POUR AVOIR assisté aux trois spectacles avec lesquels Janet Baker fit ses adieux aux trois grandes scènes lyriques britanniques, respectivement le Royal Opera Covent Garden, l'English National Opera et le Glyndebourne Festival Opera, on peut vous dire que c'est au sommet de ses moyens vocaux, couverte de titres et de distinctions, que cette magnifique et perfectionniste artiste prit cette décision. Soucieuse avant tout de mettre fin à un mode de vie qui impliquait de fréquentes absences, un sacrifice permanent de sa vie privée, Janet Baker ne renonçait pas pour autant à la musique, mais n'en conservait que la partie de concertiste et récitaliste qu'elle avait développée à côté de son activité scénique. Le reportage nous mène aussi à New York, pour la préparation de son récital annuel au Carnegie Hall, ainsi qu'en Ecosse, au Haddo Hall, où elle chante en concert « The Dream of Gerontius », d'Elgar.
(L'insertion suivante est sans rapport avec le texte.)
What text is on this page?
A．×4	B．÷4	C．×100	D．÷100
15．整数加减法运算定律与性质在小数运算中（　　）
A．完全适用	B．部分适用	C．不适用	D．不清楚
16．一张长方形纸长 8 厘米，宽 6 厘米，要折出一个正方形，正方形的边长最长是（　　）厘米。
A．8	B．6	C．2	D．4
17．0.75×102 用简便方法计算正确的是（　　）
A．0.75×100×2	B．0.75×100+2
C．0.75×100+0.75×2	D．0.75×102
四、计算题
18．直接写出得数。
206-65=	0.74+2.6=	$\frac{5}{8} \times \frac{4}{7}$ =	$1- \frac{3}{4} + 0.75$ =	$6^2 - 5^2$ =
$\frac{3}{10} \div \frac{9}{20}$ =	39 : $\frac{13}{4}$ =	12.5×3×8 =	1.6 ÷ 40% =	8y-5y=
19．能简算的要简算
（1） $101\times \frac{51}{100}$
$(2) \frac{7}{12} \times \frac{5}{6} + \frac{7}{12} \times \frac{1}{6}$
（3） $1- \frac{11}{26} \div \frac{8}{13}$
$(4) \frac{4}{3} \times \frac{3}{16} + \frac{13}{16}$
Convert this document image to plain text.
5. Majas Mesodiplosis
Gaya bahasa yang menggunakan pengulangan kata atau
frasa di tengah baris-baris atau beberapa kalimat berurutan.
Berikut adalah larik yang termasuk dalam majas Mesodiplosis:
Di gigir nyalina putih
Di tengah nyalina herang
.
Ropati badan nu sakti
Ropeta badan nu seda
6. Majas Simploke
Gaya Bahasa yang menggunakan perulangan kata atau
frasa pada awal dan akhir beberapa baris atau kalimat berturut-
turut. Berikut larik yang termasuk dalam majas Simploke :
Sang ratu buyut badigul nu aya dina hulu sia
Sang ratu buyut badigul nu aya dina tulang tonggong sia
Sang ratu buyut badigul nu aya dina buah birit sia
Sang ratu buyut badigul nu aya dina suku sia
C'est donc avec trois oeuvres marquantes de son répertoire, « Mary Stuart », de Donizetti, ainsi qu'« Alceste » et « Orfeo ed Euridice », de Gluck, qu'était planifiée cette dernière ligne droite, qu'elle préfère comparer à un cercle. «La boucle est bouclée», dit-elle dans un entretien en plusieurs épisodes, qui alterne avec des reportages sur ces trois productions.
Sans sentimentalité excessive, pudique, même, mais avec une grande sincérité, la femme aborde tous les problèmes humains qui se posent à la chanteuse : le trac, la solitude, le renoncement, la difficulté de garder une distance nécessaire au bon équilibre. Elle décrit parfaitement son évolution psychologique tout au cours de sa carrière et comment elle a mis du temps à pouvoir prendre, elle aussi, sa part personnelle à ce bonheur qu'elle délivrait quasi quotidiennement à son public.
Retenue et sincérité.
Beaucoup de retenue, de sincérité et d'émotion aussi dans ces confidences recueillies tout au long de cette année, qui ne pouvait qu'être pour elle le bilan d'une trop courte mais admirable carrière scénique, limitée pour des raisons d'équilibre personnel aux théâtres des îles britanniques (avec l'exception unique d'un « Didon et Enée » au Festival d'Aix-en-Provence).
De nombreux extraits font partager ces trois derniers rôles, Alceste à Covent Garden, avec le travail acharné sur la langue française ; un « Mary Stuart », petit bijou de la trilogie des reines anglaises outragées de Donizetti, dirigé avec style par John Mackerras, dans le temple de l'opéra populaire londonien, le Coliseum, où tout est chanté en langue anglaise et qui a été publié dans son intégralité en DVD (« le Quotidien » du 5 février dernier) ; et, enfin, dernier de ce trio d'as, « Orfeo ed Eurydice », de Gluck, dans le beau théâtre lyrique de la campagne anglaise, le Festival de Glyndebourne (« le Quotidien » du 6 août 1982), là même où sa carrière avait débuté en 1956 dans le choeur, avec toute la nostalgie perceptible dans le public et sur le plateau du dernier soir, et la calme et noble résignation de Dame Janet face à sa dernière performance scénique. Emotion garantie ! On comprend alors que la boucle est bouclée, le « full circle » accompli et combien il doit être poignant pour elle, malgré cette détermination affichée, de reprendre avec son époux la route une dernière fois pour Londres après le spectacle.
1 DVD NVC Arts Warner. NTNC. 72 minutes. Sous-titrage en français disponible.